The tumour suppressor TP53 is a master regulator of several cellular processes that collectively suppress tumorigenesis. The TP53 gene is mutated in ~50% of human cancers and these defects usually confer poor responses to therapy. The TP53 protein functions as a homo-tetrameric transcription factor, directly regulating the expression of ~500 target genes, some of them involved in cell death, cell cycling, cell senescence, DNA repair and metabolism. Originally, it was thought that the induction of apoptotic cell death was the principal mechanism by which TP53 prevents the development of tumours. However, gene targeted mice lacking the critical effectors of TP53-induced apoptosis (PUMA and NOXA) do not spontaneously develop tumours. Indeed, even mice lacking the critical mediators for TP53-induced apoptosis, G1/S cell cycle arrest and cell senescence, namely PUMA, NOXA and p21, do not spontaneously develop tumours. This suggests that TP53 must activate additional cellular responses to mediate tumour suppression. In this review, we will discuss the processes by which TP53 regulates cell death, cell cycling/cell senescence, DNA damage repair and metabolic adaptation, and place this in context of current understanding of TP53-mediated tumour suppression.

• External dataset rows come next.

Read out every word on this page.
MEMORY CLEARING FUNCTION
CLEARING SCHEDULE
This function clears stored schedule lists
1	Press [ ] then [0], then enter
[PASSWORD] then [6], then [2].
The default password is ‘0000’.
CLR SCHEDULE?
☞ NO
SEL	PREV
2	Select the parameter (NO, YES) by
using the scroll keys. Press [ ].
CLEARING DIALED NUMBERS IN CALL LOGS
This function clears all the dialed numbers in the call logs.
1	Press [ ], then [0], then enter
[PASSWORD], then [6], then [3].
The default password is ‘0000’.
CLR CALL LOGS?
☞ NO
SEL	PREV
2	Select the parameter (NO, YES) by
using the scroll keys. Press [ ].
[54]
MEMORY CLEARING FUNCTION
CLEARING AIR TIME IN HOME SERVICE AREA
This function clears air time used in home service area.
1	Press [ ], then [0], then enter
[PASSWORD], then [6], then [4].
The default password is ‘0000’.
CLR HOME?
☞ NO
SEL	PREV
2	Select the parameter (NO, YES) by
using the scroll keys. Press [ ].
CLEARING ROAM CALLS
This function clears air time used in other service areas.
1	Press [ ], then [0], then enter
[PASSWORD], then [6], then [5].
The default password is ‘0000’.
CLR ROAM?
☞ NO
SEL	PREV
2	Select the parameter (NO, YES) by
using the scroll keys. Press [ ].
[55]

抑癌基因 TP53 是多种细胞过程的主控调节器,这些过程共同抑制肿瘤发生。TP53 基因在约 50%的人类癌症中发生突变,这些缺陷通常导致对治疗的反应不佳。TP53 蛋白作为同源四聚体转录因子发挥作用,直接调节约 500 个靶基因的表达,其中一些基因参与细胞死亡、细胞周期、细胞衰老、DNA 修复和代谢。最初,人们认为诱导细胞凋亡是 TP53 防止肿瘤发生的主要机制。然而,基因靶向敲除 TP53 诱导凋亡的关键效应物(PUMA 和 NOXA)的小鼠不会自发形成肿瘤。事实上,即使是缺乏 TP53 诱导凋亡、G1/S 细胞周期阻滞和细胞衰老的关键介质(PUMA、NOXA 和 p21)的小鼠也不会自发形成肿瘤。这表明 TP53 必须激活其他细胞反应来介导肿瘤抑制。在这篇综述中,我们将讨论 TP53 调节细胞死亡、细胞周期/细胞衰老、DNA 损伤修复和代谢适应的过程,并将其置于当前对 TP53 介导的肿瘤抑制的理解的背景下。